Especially considering Swiss Post keep wanting to (inconsistently) associate our findings with the PIT.
(Do we know how much money that was? Last I checked it hadn't been disclosed.)
NSWEC had to address 2 critical issues in the code base during an election cycle.
On the other hand...wow that's an interesting time to plan a PIT for.
OR...they didn't know...which calls into question the competence of Swiss Post.
My vote would be for a public inquiry, but I don't get a vote (at least officially...)
* How many reviews did this system go through prior to the source code "release"
* When was the Shuffle Proof trapdoor found initially (2017? by who?)
* Why was the Shuffle Proof trapdoor not fixed if it was found
* Why didn't any of the previous audits identify the use of a non-collision-resistant hash function in the ZKP implementation?
* Why was non-Swiss ZKP code released as part of the Swiss code base?
* How much code does the Swiss system share with iVote?
* Why was the PIT scheduled to occur during an election using iVote?
* Did Swiss Post know that iVote shared much of the same code?
* If this code has been reworked, can we see previous implementations of these ZKPs?
Were those findings acted upon?
Considering that it has been reported by Swiss Post that Scytl did not act upon a previous discovery of the Shuffle Proof issue what mechanisms failed to catch that inaction?

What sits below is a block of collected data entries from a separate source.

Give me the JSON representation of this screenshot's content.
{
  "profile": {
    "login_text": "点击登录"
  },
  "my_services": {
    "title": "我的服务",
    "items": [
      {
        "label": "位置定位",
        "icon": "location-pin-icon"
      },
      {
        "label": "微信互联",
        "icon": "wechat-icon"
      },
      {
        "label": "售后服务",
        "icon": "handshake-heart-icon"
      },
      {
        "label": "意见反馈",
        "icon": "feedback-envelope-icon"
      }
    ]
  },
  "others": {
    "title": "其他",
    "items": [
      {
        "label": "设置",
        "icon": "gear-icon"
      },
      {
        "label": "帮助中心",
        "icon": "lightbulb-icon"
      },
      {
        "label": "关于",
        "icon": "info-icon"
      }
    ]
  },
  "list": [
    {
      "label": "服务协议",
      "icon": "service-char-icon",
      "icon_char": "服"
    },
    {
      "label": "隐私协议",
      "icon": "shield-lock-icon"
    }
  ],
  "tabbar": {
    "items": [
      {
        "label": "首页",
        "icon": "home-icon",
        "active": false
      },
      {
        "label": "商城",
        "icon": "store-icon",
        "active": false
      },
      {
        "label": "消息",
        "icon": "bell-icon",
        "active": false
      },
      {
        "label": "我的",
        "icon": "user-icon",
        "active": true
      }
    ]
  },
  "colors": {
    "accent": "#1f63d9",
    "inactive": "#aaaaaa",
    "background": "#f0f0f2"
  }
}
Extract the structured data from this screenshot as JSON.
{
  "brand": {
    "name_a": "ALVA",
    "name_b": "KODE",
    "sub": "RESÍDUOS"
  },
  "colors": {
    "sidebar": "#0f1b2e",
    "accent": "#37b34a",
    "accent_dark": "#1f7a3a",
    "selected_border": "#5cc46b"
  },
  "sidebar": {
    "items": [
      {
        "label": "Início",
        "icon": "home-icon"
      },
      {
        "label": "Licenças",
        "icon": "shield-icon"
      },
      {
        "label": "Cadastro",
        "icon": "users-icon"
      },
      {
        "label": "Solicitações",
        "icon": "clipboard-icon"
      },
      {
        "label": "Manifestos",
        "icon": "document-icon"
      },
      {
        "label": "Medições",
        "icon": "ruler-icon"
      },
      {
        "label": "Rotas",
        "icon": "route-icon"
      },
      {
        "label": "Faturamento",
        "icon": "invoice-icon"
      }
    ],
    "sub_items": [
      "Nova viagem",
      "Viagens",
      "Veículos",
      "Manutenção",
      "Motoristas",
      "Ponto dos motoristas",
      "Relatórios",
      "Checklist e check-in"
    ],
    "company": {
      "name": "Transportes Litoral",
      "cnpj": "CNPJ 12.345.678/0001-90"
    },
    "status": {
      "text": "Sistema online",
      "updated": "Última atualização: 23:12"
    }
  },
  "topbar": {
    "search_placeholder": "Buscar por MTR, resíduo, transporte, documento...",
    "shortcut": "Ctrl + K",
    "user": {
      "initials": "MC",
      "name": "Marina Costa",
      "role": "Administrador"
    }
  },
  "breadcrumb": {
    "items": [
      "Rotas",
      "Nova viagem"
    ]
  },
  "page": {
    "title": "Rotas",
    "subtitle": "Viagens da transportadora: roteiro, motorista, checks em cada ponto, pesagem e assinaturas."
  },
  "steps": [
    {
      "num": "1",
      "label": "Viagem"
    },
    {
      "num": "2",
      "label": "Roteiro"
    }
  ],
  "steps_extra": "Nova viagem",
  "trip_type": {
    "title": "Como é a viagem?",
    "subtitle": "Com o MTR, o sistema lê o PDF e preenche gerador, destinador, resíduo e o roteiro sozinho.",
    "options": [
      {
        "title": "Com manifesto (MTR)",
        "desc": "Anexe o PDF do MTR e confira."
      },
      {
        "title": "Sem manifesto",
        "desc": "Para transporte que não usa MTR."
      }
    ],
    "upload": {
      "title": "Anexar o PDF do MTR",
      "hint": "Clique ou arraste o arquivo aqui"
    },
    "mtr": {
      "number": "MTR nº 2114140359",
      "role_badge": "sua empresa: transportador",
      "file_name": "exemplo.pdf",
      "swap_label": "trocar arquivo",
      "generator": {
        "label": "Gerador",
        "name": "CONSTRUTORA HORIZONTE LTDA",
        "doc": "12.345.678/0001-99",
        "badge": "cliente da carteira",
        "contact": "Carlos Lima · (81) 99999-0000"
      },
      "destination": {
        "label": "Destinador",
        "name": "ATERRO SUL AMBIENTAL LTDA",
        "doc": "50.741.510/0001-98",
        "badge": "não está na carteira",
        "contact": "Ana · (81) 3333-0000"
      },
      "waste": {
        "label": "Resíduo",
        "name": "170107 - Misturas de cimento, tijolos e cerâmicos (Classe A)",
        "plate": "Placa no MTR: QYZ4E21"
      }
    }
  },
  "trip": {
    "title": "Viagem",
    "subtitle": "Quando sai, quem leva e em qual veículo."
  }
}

Why are they so confident that the Decryption Proof issue doesn't impact them when they felt the need to emergency patch their system when the Shuffle Proof issue was discovered?
Was this a naive implementation? Are there in-house review processes to catch such issues? (If there are then why did they fail? Otherwise, why didn't they exist?)
This is the security of national elections we are talking about.
This is, quite simply, a complete clusterfuck.
Evoting is, by far, the most opaque, convoluted meta-system I've every encountered.
These questions aren't going away though.